On the other hand, I don’t agree with where you see a 2-category as opposed to a (2,1)-category. As long as $hom(a,b)$ is an $\infty$-groupoid…

2. Perhaps I wasn’t clear with my writing. What I meant is exactly what you are saying, that it is a (2,1)-category. I think we agree on that point.

• CommentRowNumber8.
• CommentAuthorUrs
• CommentTimeMar 11th 2014

Ah, you wrote “is really a 2-category” where you probably meant “isn’t really a 2-category”.

But looking at #1 I suppose this much has been clear. That’s after all a terminological consequence of abbreviating $(\infty,1)$ to $\infty$.

But anyway…

• CommentRowNumber9.
• CommentAuthorMike Shulman
• CommentTimeMar 11th 2014

Sorry, I guess my brain was turned off.

• CommentRowNumber10.
• CommentAuthorJon Beardsley
• CommentTimeMar 14th 2014

Oh wow. Haha. I had given up on this I guess. I’ve been trying to work it out I guess. Let me see if I can understand what you guys are getting at…

• CommentRowNumber11.
• CommentAuthorJon Beardsley
• CommentTimeMar 14th 2014
• (edited Mar 14th 2014)

So, I’m not still entirely clear on if any conclusion has been reached. I think the argument I came up with is roughly the following:

Just to be clear, by $n$-category here I mean $(n,1)$-category. And by $\infty$-category I mean $(\infty,1)$-category. Sorry for any earlier imprecision.

I want to show that an $n$-truncated quasicategory (inside the quasicategory of quasicategories) is also an $n$-category. The argument is that to show that it’s an $n$-category, I have to show that all mapping spaces of $C$ are $n$-truncated. Note that I’m applying the truncation functor to $C$ itself as a quasicategory, and NOT to its objects. Consider the mapping space $Map(\Delta^1,C)$ where I consider $\Delta^1$ as a quasicategory. Since $C$ is $n$-truncated (in the category of quasicategories) this mapping space is $n$-truncated.
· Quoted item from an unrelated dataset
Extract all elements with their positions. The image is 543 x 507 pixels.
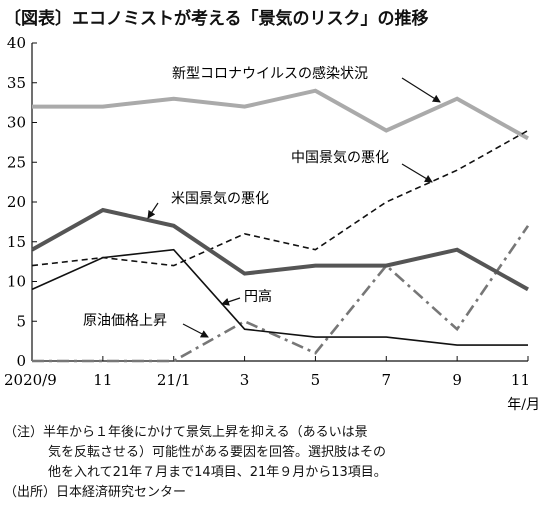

In other words, as a space, it has trivial homotopy above degree $n$. Pick two objects/vertices $x$ and $y$ of $C$. Then there are two maps $x,y:\ast\to Map(\Delta^1,C)$ which pick out paths leaving $x$ and paths going to $y$. Then the homotopy pullback (I think!) of $\ast\overset{x}\to Map(\Delta^1,C)\overset{y}\leftarrow\ast$ should be the mapping space $Map_C(x,y)$. But, assuming that single path exists between $x$ and $y$, this space should be equivalent to $\Omega Map(\Delta^1,C)$, which is going to be $n-1$-truncated. Thus, $C$ is (equivalent to) an $n$-category.

Does that make sense?

3. Jon,

What is your map $x: * \to Map(\Delta^1, C)$? I don’t see such a map, other than the identity of x, which is not what I think you meant.
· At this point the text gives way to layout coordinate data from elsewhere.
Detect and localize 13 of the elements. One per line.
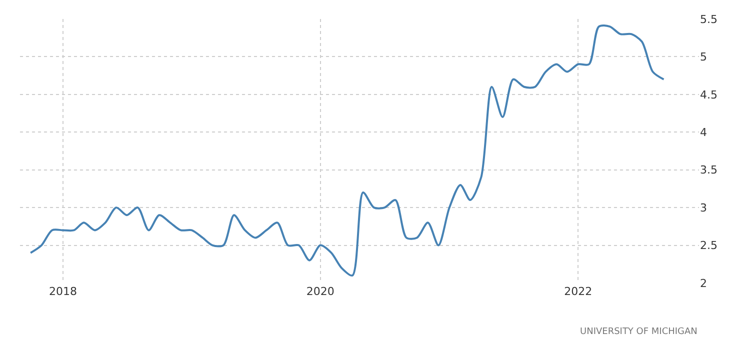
y-tick-label: 5.5 — [700, 12, 718, 26]
x-tick-label: 2020 — [306, 285, 334, 298]
y-tick-label: 2 — [700, 276, 707, 290]
y-tick-label: 4 — [700, 126, 707, 139]
line-series — [30, 24, 665, 276]
x-tick-label: 2022 — [564, 285, 592, 298]
y-tick-label: 4.5 — [700, 88, 718, 102]
y-tick-label: 3 — [700, 201, 707, 214]
y-tick-label: 5 — [700, 50, 707, 64]
x-tick-label: 2018 — [49, 285, 78, 298]
y-tick-label: 2.5 — [700, 239, 718, 252]
text: UNIVERSITY OF MICHIGAN — [580, 327, 698, 337]
y-tick-label: 3.5 — [700, 164, 718, 177]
What you do have are the face maps $s,t: Map(\Delta^1, C) \to Map(\Delta^0, C)$. The space $Map_C(x,y)$ is then the homotopy fiber of $(s,t): Map(\Delta^1, C) \to Map(\Delta^0, C) \times Map(\Delta^0, C)$ over the point $(x,y)$. If these spaces are n-types, then all you know is that this fiber product will be an n-type. You cannot conclude that it will be an (n-1)-type, and examples, like the one from 5 above, show that in some cases it won’t be.
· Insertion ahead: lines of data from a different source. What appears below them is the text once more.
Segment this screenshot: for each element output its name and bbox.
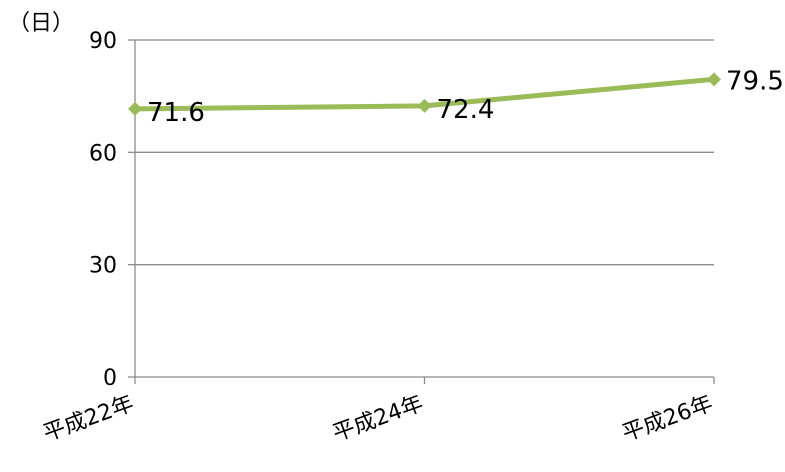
x-tick-label-2: 平成24年 [330, 391, 427, 447]
gridlines [135, 39, 714, 266]
x-tick-label-3: 平成26年 [619, 391, 716, 447]
y-tick-label-90: 90 [89, 29, 117, 54]
data-point-1 [128, 101, 142, 116]
y-tick-labels: 0 30 60 90 [89, 29, 117, 391]
y-tick-label-30: 30 [89, 254, 117, 279]
x-tick-label-1: 平成22年 [40, 391, 137, 447]
data-label-3: 79.5 [726, 66, 784, 96]
series [128, 72, 721, 116]
y-tick-label-0: 0 [103, 366, 117, 391]
axes [128, 39, 715, 384]
y-axis-unit-label: （日） [8, 11, 74, 36]
data-labels: 71.6 72.4 79.5 [147, 66, 784, 128]
y-tick-label-60: 60 [89, 141, 117, 166]
x-tick-labels: 平成22年 平成24年 平成26年 [40, 391, 716, 447]
data-label-2: 72.4 [437, 95, 495, 125]
data-label-1: 71.6 [147, 98, 205, 128]
data-point-3 [707, 72, 721, 87]
data-point-2 [417, 98, 432, 113]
So k-truncated $(\infty,1)$-categories are examples of $(k+1,1)$-categories, but they may not necessarily be $(k,1)$-categories.

• CommentRowNumber13.
• CommentAuthorJon Beardsley
• CommentTimeMar 18th 2014

Hey Chris,

Thanks! Ummm, I’m guessing you’re right, so I won’t spend much time trying to argue, but in my mind, since the “subspace” of $Map(\Delta^1,C)$ consisting paths starting at $x$ is contractible, and I can define this inclusion $P_x\hookrightarrow Map(\Delta^1,C)$ (similarly with paths ending at $y$), then the homotopy limit I defined would do the trick? In other words, I take the homotopy pullback of the inclusions of the two aforementioned subspaces, but since they’re contractible and there is a path between them, this limit is equivalent to loops on the space. My original thought was to do something like you recommended (i.e. something “simplicial”) and obviously, that works too. However, getting this loop space seemed to maybe improve the “estimate.” Maybe I’m thinking about this wrong though?

Anyway, your statement is still actually perfectly good enough for my purposes, in that I’m not really interested in a specific relationship between degrees in so much as just some truncation functor to $k$-categories.